1. Are you okay? Cause you look really pale?
The sincerity with which McCarthy expresses concern totally catches the audience off-guard. I paused for a minute until the reverse shot showed the albino police officer. That “oh…” moment makes it the funniest moment bit in the film. It sure would be nice if the Golden Globes would taken notice of an actual comedic performance in an actual comedy, but they seem less interested in that these days, which is a real shame. Don't you think?
Reader Comments (7)
So agreed-I am hoping and praying that if nothing else McCarthy's megawatt star power will get her cited (finally-can you believe between Bridesmaids and Mike & Molly she somehow has been noted by the Oscars and Emmys but HFPA?).
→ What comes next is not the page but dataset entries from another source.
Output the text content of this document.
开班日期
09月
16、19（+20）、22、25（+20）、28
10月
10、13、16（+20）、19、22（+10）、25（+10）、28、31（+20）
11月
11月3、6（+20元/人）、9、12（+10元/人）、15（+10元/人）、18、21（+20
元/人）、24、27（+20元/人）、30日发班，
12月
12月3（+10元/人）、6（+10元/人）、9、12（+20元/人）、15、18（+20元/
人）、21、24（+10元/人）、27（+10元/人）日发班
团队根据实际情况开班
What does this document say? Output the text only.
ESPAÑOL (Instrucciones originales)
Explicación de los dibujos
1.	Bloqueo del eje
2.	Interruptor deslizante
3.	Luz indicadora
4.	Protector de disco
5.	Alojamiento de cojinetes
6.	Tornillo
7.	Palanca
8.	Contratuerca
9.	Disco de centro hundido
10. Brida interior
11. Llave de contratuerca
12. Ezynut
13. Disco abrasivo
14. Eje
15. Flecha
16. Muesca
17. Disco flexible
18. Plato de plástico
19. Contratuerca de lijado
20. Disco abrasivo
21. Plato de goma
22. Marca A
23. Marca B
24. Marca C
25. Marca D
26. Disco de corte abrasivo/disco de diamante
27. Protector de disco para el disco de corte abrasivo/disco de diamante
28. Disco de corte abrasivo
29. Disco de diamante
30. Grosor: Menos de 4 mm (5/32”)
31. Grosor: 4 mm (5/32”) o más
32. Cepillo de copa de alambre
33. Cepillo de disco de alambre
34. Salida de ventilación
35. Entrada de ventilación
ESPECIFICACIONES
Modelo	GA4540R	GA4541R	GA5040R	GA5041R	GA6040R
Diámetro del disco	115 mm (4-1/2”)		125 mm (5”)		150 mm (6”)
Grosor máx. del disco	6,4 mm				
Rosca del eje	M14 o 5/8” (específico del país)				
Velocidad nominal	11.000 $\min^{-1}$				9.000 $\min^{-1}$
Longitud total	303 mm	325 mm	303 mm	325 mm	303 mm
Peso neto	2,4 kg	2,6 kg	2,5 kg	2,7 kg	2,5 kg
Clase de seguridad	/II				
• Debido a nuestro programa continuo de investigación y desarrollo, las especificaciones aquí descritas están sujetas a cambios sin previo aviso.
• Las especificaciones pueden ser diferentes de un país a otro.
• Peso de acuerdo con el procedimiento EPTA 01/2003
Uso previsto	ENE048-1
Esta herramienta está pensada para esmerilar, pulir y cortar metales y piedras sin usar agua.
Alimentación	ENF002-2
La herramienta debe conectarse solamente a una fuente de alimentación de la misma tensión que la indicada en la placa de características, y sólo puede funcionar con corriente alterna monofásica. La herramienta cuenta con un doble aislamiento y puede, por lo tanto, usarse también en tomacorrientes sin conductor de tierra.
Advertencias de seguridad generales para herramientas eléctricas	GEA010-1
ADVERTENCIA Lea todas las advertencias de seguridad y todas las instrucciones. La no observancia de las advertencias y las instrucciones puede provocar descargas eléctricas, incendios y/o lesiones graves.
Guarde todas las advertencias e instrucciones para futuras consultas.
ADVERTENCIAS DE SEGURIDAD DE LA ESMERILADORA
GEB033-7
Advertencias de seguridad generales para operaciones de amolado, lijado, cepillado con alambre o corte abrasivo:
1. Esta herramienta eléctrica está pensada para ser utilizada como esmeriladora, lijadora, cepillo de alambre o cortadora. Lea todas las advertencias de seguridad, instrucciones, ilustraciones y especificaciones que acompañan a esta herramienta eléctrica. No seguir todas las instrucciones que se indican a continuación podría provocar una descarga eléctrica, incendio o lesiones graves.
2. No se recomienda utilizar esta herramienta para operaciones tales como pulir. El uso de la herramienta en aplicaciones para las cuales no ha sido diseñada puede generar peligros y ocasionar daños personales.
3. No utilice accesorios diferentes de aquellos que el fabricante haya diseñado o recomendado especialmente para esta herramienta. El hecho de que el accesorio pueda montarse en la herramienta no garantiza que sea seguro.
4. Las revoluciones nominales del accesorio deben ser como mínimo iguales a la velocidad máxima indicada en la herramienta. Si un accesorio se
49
If it's all genre fraud it's going to make the HFPA Awards so depressing.
Her line readings are great. My favorite: "I don't know what to say to that. Now I just feel bad for you."
McCarthy is still in my own Best Actress lineup (her, Cate Blanchett in Blue Jasmine, Rosario Dawson in Trance, Greta Gerwig in Frances Ha, and Brie Larson in Short Term 12). I don't know if she'll stay there, but that is a killer performance in a comedy.
Thank you so much, Amir. I needed that.
Amir, thank you. Now I have to run out and rent this tonight. YES.
The Globes didn't even nominate McCarthy for Bridesmaids! This is their chance to redeem themselves
Too bad that Golden Globe's comedy category is now used as a loophole for a film that could be totally fine in drama category. We want to have fun with comedy category!